Jackson agrees West Texas has a “gravitational pull,” one that has led to a boom in the real estate market and lack of affordable housing for locals — a longstanding, complex issue not entirely unique to Marfa that he said he wants to help solve. As a potential buyer, he said he found Marfa’s housing prices “absurd,” and “offensive,” often comparable to prices in larger cities with more resources. 

He said he is striving to create a real estate company that “doesn’t suck,” and is “outwardly mission based,” having been involved with property developers in the past in his role as a lawyer. Jackson’s land holdings are not in Marfa as his company’s name would suggest, but are in Valentine — off of FM 2017, bordered by 96 Ranch — and near Van Horn totaling nearly 100 acres, he said. 

On Instagram, @OJRMarfa states that a portion of its profits will be donated to “nonprofit initiatives rooted in justice, inclusion and access” like “legal aid for immigrants, LGBTQ+ Texans and working creatives.” When asked how Jackson will ensure transparency about the donations, he said the company will open itself up to be audited and produce an annual public report stating what percentage of nightly stays go to which organizations. 

Up until recently, when he met Lamont, Jackson intended to pursue the addition of campsites and short-term rentals on his Valentine ranch in order to raise capital for an affordable housing initiative, he said. But after being introduced to Lamont and the Antelope Hills home project, which Jackson referred to as “profound,” he is going all in on partnering with Lamont to establish “affordable houses for people in West Texas within the year” — under $200,000.

“It was an obvious decision to partner with him, because he can not only build anything you can dream, literally anything, any structure, any shape, he can do it, but he can do it faster than anyone that’s around,” Jackson said. 
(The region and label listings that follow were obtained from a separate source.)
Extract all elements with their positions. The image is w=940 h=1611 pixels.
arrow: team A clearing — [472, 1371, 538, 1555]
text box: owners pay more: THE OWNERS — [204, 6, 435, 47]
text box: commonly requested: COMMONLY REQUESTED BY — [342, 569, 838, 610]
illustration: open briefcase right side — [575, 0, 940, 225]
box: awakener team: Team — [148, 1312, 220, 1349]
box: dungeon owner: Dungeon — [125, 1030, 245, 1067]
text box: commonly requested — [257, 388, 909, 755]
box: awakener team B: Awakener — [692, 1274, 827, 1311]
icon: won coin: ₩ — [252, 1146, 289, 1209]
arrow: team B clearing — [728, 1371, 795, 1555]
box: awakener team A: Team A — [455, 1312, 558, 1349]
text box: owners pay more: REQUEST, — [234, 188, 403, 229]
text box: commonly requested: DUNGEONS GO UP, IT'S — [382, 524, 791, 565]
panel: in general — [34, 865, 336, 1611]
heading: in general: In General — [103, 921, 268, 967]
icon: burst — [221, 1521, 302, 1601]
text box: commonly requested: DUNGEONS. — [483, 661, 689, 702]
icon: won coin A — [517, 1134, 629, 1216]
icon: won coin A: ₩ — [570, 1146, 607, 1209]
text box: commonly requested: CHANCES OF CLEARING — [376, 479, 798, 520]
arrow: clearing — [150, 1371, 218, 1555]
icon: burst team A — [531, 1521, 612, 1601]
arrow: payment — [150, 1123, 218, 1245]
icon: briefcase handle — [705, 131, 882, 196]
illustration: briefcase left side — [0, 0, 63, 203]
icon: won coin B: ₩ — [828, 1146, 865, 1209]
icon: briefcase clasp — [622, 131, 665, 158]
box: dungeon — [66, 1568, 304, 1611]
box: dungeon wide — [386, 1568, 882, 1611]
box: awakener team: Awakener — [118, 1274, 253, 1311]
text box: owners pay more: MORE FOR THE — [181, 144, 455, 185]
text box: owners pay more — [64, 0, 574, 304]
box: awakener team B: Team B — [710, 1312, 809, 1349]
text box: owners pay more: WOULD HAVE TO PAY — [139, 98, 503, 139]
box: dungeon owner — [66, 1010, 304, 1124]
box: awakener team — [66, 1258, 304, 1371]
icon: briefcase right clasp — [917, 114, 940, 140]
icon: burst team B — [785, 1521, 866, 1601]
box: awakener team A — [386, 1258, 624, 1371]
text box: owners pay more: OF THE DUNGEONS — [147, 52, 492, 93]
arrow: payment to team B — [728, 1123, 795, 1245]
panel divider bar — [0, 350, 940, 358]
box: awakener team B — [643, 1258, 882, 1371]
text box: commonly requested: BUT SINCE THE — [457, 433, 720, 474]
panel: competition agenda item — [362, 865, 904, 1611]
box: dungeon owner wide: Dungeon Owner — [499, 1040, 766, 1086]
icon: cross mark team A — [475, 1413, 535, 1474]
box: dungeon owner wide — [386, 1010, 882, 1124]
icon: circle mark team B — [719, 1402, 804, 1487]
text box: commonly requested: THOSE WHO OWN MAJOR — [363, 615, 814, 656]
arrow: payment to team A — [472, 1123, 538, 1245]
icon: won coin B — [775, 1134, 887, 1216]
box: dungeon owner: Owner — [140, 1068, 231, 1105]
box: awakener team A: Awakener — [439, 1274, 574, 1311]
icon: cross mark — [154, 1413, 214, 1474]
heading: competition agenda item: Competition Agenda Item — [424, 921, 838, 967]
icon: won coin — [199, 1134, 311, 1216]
Next up is to pursue a construction loan and determine how many structures they are going to build, he said. Eventually, the duo is hoping that construction companies will adopt Lamont’s techniques. “We don’t want to be home builders,” Jackson said. “What we wanted to do is connect people who build homes — construction companies — with the proprietary technology that Shaun has developed.” 

Jackson recognized that there’s “a lot of infrastructure that needs to catch up.” Valentine lacks a gas station, for example, but he still thinks people will be drawn to buy new homes in the remote outpost. “I think Valentine’s the type of place where if people can afford to buy a home for $200,000, $250,000 — considerably less than anything that’s available around Marfa and Presidio County — I think that people will come.”